27. Juni 2008 - 09:35 Uhr

Mit dem neuen Impreza WRC 2008 soll alles besser werden, doch Petter Solberg und inzwischen auch Chris Atkinson schimpfen weiter über die Stoßdämpfer

Chris Atkinson
Subaru wartet mit dem neuen Impreza WRC 2008 noch auf den Durchbruch
© xpb.cc

(Motorsport-Total.com) - Der neue Impreza WRC 2008 wurde - vor allem von Subaru selbst - mit vielen Vorschusslorbeeren überschüttet.

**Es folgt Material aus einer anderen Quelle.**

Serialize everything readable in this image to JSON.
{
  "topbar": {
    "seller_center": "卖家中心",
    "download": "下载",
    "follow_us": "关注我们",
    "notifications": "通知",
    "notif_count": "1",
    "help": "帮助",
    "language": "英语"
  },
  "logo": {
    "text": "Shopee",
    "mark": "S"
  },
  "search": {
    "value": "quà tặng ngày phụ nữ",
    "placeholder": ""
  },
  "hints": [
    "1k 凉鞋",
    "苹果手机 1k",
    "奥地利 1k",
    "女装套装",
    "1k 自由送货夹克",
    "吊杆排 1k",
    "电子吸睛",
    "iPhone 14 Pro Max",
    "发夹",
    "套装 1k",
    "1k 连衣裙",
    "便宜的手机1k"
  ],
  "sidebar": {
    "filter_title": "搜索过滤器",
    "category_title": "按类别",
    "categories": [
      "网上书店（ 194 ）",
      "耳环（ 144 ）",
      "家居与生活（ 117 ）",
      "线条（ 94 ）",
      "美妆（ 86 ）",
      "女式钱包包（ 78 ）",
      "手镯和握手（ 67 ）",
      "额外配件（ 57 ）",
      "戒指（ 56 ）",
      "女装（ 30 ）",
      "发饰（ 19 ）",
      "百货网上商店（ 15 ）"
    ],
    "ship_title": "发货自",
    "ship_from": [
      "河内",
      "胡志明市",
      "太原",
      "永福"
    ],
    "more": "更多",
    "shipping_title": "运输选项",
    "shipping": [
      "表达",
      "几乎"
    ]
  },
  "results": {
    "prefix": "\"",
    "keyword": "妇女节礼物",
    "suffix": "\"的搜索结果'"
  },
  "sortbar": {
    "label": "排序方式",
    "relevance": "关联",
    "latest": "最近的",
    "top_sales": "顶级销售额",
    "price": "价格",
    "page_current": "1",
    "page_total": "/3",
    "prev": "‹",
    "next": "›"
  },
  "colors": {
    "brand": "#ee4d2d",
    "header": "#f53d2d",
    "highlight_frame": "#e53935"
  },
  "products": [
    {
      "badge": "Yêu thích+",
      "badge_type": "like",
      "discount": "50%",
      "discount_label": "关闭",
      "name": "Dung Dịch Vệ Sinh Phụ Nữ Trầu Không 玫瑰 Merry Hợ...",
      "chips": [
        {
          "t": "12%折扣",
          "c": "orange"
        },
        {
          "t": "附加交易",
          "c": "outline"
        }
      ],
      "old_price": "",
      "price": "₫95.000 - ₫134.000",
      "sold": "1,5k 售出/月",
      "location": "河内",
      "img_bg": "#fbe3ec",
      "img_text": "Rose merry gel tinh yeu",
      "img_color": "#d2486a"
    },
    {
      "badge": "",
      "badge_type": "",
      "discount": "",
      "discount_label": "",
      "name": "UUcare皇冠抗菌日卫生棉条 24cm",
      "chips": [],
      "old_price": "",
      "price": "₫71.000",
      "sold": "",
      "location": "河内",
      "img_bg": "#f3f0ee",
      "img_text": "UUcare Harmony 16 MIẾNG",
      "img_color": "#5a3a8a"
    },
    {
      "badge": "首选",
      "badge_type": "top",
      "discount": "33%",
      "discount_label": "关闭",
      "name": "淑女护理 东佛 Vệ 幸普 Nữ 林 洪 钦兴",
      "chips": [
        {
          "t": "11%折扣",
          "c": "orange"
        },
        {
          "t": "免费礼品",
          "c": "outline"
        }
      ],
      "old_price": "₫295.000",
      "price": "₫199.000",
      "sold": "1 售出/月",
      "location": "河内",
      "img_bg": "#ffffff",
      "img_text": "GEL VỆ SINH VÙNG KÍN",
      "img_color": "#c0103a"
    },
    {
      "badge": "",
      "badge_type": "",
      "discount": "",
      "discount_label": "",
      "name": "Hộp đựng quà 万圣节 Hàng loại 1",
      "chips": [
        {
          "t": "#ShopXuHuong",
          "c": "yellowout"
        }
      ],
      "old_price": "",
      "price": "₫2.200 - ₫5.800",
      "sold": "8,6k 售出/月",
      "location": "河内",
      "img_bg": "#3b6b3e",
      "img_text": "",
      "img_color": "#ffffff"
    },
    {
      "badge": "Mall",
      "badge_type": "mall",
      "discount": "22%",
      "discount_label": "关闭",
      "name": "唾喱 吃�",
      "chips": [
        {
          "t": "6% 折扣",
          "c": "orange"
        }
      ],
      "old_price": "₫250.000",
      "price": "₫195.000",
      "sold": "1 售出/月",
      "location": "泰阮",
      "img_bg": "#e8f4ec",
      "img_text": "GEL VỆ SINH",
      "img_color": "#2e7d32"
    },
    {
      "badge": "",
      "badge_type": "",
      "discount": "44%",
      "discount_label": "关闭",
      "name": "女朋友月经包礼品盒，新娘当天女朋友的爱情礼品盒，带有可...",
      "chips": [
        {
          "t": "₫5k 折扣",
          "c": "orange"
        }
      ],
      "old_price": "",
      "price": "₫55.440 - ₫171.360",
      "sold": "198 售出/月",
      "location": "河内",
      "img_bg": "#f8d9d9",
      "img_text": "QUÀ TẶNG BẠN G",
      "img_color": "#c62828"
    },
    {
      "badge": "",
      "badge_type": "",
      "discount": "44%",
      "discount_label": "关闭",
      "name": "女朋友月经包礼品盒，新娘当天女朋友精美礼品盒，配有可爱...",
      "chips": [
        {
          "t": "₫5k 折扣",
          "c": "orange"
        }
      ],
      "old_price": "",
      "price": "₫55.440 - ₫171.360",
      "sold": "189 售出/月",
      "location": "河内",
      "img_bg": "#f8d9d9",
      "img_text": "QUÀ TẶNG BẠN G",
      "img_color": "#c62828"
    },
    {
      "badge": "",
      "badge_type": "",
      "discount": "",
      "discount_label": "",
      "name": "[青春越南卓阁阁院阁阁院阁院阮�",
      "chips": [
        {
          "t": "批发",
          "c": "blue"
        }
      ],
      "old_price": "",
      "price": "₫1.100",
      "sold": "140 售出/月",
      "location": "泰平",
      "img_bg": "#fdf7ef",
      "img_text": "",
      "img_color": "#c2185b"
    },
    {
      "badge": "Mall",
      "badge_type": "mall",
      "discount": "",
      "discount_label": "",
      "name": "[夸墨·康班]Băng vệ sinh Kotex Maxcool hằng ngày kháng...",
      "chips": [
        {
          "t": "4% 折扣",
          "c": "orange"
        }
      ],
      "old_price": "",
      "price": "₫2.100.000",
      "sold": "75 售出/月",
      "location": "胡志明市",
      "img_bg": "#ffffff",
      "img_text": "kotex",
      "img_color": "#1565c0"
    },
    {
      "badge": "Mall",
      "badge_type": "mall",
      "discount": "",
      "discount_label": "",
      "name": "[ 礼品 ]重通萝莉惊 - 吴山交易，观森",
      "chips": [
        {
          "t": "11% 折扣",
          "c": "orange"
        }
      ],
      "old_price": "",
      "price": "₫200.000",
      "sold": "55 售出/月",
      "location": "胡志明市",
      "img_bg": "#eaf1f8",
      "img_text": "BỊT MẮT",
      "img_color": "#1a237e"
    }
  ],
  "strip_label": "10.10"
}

Der neue Bolide sei ein großer Schritt nach vorn, ein Siegauto, mit dem das frühere Weltmeisterteam an die alten Erfolge anknüpfen kann, begeisterte sich zum Beispiel Teamchef und Prodrive-Boss David Richards vor der Premiere des neuen Boliden.

Inzwischen ist das Team zwei Rallyes mit dem neuen Auto gefahren und betont immer wieder, dass man sich noch in der Lernphase befinde und Schritt für Schritt nach vorne machen müsse. Was bisher mit dem neuen Auto herausgesprungen ist, ist ein überraschender zweiter Platz für Petter Solberg in Griechenland und ein sechster Platz für den Norweger in der Türkei. Chris Atkinson, der mit dem alten Auto in dieser Saison immerhin viermal aufs Podium fahren konnte, verzeichnete mit dem neuen Impreza dagegen zwei Nullnummern inklusive vorzeitigen Ausscheidens.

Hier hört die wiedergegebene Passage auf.